“Benim oğullarıma ve dostlarıma birinci vasiyetim; dâima gazâ ve cihâd sünnetini ikâme ve Nebî (s.a.v.)’in dînini kuvvetlendirerek devâm ettirmektir. Tam bir kuvvet ve kudretle Nebî (s.a.v.) Efendimiz’in sancağını Livâ-yi şerîfini yükseltiniz. İslâm’a hizmet âdetini kullanılmaz hâle getirmeyiniz. Bu hânedânda cihâd kanunlarının ve dîne hizmetin dâimi ve istikrarlı olacağını ümîd ederim. Ve Allâh (c.c.)’nun vâ’dlerinden ümid eder ve gelmesini beklerim ki bu gazâ ve cihâd âdeti, Kelime-i Tevhid ve îman ışığı haberinin yayılması, bu beldelerin hudûdlarının en sonuna kadar götürülür, eriştirilir. Bu hânedânın evlâdından, torunlarından, tâbîlerinden, müntesiblerinden her kim bu kavmin yolundan gitmez ve adaletle şerîate hizmet etmezse mahşerde Peygamber (s.a.v.) Efendimiz’in şefâatlerinden, pederine kavuşmaktan mahrûm ve  uzak kalır. Sonra Orhan Gâzî’ye dönerek:
“Dînî ve dünyevî hâdiselerin, eğlenceye dâir ve ma’nevî taleblerin cümlesinde, amellerinde, işlerinde, her türlü hâl ve fiilerinde dâima Şeri’at-i Mutahharaya uy ve onu uyulacak tek ölçü kabul et.
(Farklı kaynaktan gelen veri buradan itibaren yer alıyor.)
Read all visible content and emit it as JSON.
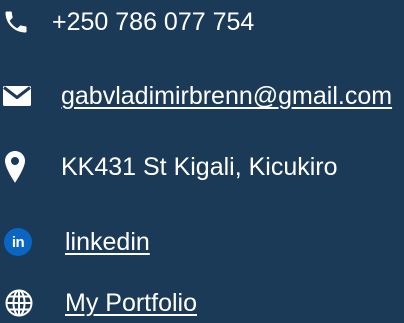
{
  "contacts": {
    "phone": {
      "icon": "phone-icon",
      "text": "+250 786 077 754"
    },
    "email": {
      "icon": "mail-icon",
      "text": "gabvladimirbrenn@gmail.com"
    },
    "address": {
      "icon": "map-pin-icon",
      "text": "KK431 St Kigali, Kicukiro"
    },
    "linkedin": {
      "icon": "linkedin-icon",
      "badge": "in",
      "text": "linkedin"
    },
    "portfolio": {
      "icon": "globe-icon",
      "text": "My Portfolio"
    }
  },
  "colors": {
    "background": "#1b3a57",
    "text": "#ffffff",
    "linkedin_brand": "#0a66c2"
  }
}
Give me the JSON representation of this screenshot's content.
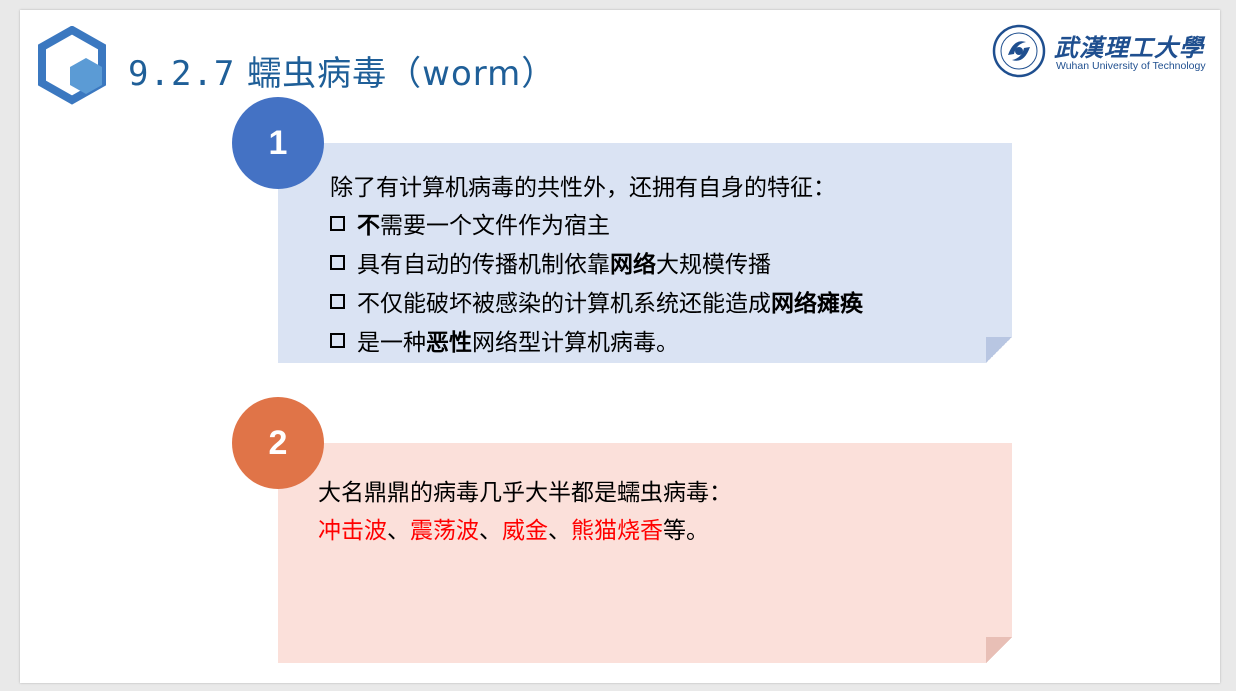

Şüpheli ve meçhûl işlerinde Allâh (c.c.) ve Resûlü (s.a.v.)’in emirlerine ve Şeriât imâmlarının yol göstericiliği ve sağlam derin ve geniş bilgili âlimlerin sözleriyle amel et ki bu vasiyet hayırları toplayıcı ve bütün saâdetleri içine alıp kuşatmaktadır.
Adâleti bütün işlerinde esâs kabûl et. Merhamet ve ihsân melekesiyle donan ki bu sultânlığın şereflerindendir. Reise, baş olan kimseye Allâh (c.c.)’nun kullarının, Allâh (c.c.)’nun ihsânlarından nefsine ortak ve hisse sâhibi görmek gerekir. Böyle olursa reis olan kimse Allâh (c.c.)’nun dergâhındaki sevgililerden mahbûblardan olur. Elinin altındaki insanlara, hatta mahlûkata dahî merhamet ve şefkat et. Mücâhidlerin başlarını, idaren altındaki bütün halkı ve sana tâbi olanların tamâmını ve bütün askerlerini kendi evlâd ve akrabâların derecesinde tut, kabul et.